C. Regulations for a Medication Management Plan in a licensed assisted living facility shall be developed by the Board, in consultation with the Board of Nursing and the Board of Pharmacy. Such regulations shall (i) establish the elements to be contained within a Medication Management Plan, including a demonstrated understanding of the responsibilities associated with medication management by the facility; standard operating and record-keeping procedures; staff qualifications, training and supervision; documentation of daily medication administration; and internal monitoring of plan conformance by the facility; (ii) include a requirement that each assisted living facility shall establish and maintain a written Medication Management Plan that has been approved by the Department; and (iii) provide that a facility's failure to conform to any approved Medication Management Plan shall be subject to the sanctions set forth in §63.2-1709 or 63.2-1709.2.

D. The Board shall amend 22VAC40-73-450 governing assisted living facility individualized service plans to require (i) that individualized service plans be reviewed and updated (a) at least once every 12 months or (b) sooner if modifications to the plan are needed due to a significant change, as defined in 22VAC40-73-10, in the resident's condition and (ii) that any deviation from the individualized service plan (a) be documented in writing or electronically, (b) include a description of the circumstances warranting deviation and the date such deviation will occur, (c) certify that notice of such deviation was provided to the resident or his legal representative, (d) be included in the resident's file, and (e) in the case of deviations that are made due to a significant change in the resident's condition, be signed by an authorized representative of the assisted living facility and the resident or his legal representative.

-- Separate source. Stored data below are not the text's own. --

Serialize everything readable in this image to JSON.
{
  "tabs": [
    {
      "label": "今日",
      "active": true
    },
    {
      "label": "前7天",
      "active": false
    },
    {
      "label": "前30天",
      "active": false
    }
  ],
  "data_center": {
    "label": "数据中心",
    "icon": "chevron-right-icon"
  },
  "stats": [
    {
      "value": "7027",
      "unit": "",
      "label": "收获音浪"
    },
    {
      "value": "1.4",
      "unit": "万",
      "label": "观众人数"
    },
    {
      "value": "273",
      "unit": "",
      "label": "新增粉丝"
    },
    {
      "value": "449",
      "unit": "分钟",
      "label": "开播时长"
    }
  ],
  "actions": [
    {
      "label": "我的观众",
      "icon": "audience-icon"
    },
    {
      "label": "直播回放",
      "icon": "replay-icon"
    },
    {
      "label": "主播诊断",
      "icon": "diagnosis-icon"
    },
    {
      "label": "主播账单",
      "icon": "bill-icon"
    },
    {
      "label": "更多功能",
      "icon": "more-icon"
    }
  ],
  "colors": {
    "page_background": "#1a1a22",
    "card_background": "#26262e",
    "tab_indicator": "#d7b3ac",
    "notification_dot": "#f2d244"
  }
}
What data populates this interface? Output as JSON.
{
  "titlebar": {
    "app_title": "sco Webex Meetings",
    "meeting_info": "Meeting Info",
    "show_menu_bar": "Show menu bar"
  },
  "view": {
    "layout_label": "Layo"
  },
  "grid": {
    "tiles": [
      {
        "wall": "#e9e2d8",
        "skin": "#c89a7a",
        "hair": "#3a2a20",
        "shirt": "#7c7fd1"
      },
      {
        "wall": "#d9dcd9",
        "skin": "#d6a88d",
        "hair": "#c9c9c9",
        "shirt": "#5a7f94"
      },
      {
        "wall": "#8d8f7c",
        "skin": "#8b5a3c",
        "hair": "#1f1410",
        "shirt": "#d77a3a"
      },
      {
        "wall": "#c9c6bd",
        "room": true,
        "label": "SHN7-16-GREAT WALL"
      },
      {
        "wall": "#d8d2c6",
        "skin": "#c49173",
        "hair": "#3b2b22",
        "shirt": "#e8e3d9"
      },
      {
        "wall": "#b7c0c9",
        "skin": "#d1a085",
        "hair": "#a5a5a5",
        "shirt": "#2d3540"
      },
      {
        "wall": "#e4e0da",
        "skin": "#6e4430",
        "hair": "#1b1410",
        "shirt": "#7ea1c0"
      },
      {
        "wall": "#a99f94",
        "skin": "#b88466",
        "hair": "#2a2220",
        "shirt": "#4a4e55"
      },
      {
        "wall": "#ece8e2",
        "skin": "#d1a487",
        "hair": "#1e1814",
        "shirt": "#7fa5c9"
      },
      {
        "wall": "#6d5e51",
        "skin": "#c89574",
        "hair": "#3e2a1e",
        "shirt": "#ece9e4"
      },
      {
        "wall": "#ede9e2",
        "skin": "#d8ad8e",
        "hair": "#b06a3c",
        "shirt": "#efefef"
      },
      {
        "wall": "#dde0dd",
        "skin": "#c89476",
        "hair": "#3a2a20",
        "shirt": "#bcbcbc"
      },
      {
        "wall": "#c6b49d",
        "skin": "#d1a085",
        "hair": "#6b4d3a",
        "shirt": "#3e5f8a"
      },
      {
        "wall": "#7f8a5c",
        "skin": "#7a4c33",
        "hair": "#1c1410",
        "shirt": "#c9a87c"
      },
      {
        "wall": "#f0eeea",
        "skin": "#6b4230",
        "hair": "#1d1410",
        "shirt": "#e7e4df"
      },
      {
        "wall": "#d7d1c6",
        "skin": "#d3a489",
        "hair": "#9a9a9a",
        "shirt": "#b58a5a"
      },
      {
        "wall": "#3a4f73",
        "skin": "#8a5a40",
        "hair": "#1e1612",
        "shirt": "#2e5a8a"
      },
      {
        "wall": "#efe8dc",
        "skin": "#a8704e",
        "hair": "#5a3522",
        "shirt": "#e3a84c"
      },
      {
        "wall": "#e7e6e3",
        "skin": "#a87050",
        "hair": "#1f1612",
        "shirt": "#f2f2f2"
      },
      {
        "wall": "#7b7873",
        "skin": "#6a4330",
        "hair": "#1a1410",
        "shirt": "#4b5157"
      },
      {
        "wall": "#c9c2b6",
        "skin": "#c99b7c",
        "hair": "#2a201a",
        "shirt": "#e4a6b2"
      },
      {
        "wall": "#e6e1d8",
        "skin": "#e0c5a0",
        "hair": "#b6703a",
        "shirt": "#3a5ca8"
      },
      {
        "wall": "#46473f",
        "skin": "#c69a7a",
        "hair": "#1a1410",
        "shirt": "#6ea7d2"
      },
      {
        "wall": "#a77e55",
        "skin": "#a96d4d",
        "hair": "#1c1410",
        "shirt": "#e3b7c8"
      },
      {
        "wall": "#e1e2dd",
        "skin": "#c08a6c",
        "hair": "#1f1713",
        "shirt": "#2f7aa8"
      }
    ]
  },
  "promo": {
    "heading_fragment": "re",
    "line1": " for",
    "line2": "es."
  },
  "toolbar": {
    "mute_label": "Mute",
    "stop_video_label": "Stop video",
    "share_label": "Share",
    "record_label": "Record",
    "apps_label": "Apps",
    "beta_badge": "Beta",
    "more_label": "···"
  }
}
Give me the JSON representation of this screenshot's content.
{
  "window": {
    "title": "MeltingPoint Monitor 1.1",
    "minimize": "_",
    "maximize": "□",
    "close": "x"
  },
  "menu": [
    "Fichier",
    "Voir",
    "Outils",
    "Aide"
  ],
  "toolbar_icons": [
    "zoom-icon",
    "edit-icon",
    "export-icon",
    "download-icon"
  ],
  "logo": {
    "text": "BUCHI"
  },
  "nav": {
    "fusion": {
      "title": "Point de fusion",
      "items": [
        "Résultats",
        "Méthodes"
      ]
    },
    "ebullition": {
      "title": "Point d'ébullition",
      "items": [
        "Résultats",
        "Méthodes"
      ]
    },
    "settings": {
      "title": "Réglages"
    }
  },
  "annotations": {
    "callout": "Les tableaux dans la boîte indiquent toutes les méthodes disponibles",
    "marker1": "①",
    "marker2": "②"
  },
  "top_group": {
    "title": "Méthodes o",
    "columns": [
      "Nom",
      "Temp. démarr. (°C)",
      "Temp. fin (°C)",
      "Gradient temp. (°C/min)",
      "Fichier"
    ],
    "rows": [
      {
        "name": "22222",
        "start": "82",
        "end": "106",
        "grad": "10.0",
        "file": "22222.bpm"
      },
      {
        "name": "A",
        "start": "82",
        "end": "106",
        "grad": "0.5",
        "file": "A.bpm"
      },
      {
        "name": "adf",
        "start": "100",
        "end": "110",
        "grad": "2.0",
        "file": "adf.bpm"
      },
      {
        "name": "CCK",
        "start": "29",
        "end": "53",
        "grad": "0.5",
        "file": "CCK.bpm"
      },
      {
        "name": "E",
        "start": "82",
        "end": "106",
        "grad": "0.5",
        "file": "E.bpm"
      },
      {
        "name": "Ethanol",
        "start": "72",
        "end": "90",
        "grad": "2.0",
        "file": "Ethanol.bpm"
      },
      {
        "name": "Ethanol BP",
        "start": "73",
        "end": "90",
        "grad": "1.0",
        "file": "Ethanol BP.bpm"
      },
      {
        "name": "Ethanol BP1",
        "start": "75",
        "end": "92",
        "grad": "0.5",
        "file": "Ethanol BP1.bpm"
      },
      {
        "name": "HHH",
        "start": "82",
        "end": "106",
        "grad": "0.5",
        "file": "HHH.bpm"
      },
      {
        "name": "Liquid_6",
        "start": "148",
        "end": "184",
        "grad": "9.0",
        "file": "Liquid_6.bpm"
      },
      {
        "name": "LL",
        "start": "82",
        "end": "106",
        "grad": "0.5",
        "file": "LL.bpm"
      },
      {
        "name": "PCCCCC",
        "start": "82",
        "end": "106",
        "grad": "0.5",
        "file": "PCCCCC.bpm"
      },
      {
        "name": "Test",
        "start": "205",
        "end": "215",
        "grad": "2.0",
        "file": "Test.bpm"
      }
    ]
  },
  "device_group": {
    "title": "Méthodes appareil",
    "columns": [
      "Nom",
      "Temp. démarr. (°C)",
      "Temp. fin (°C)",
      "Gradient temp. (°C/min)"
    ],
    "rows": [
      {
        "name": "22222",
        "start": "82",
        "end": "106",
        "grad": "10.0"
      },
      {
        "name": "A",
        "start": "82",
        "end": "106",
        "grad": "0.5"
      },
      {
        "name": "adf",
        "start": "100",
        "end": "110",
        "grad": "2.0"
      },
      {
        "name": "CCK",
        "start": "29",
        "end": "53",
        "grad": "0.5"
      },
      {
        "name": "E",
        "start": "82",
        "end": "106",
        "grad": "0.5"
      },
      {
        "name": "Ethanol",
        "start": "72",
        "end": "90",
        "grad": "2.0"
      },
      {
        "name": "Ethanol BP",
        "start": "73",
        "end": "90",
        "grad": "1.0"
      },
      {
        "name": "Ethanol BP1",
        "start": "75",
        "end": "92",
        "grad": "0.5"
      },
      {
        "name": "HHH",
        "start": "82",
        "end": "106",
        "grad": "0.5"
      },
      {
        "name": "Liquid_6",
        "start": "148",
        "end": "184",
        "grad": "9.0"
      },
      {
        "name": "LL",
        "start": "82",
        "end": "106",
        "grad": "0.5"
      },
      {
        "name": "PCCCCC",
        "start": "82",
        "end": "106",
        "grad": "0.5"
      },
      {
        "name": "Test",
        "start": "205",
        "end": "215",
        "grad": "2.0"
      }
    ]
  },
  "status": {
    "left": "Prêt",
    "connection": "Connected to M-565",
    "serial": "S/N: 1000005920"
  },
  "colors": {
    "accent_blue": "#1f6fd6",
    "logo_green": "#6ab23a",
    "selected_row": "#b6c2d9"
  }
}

E. Regulations shall require all licensed assisted living facilities with six or more residents to be able to connect by July 1, 2007, to a temporary emergency electrical power source for the provision of electricity during an interruption of the normal electric power supply. The installation shall be in compliance with the Uniform Statewide Building Code.

F. Regulations for medical procedures in assisted living facilities shall be developed in consultation with the State Board of Health and adopted by the Board, and compliance with these regulations shall be determined by Department of Health or Department inspectors as provided by an interagency agreement between the Department and the Department of Health.

G. In developing regulations to determine the number of assisted living facilities for which an assisted living facility administrator may serve as administrator of record, the Board shall consider (i) the number of residents in each of the facilities, (ii) the travel time between each of the facilities, and (iii) the qualifications of the on-site manager under the supervision of the administrator of record.

H. Regulations shall require that each assisted living facility register with the Department of State Police to receive notice of the registration, reregistration, or verification of registration information of any person required to register with the Sex Offender and Crimes Against Minors Registry pursuant to Chapter 9 (§9.1-900 et seq.) of Title 9.1 within the same or a contiguous zip code area in which the facility is located, pursuant to § 9.1-914.

I. Regulations shall require that each assisted living facility ascertain, prior to admission, whether a potential resident is required to register with the Sex Offender and Crimes Against Minors Registry pursuant to Chapter 9 (§9.1-900 et seq.) of Title 9.1, if the facility anticipates the potential resident will have a length of stay greater than three days or in fact stays longer than three days.

J. Regulations shall require each assisted living facility to allow residents to receive visits from a rabbi, priest, minister, or clergyman of any religious denomination or sect upon request during a declared public health emergency related to a communicable disease of public health threat. Any person visiting a resident pursuant to this subsection shall comply with all reasonable requirements of the assisted living facility adopted to protect the health and safety of residents and staff of the assisted living facility.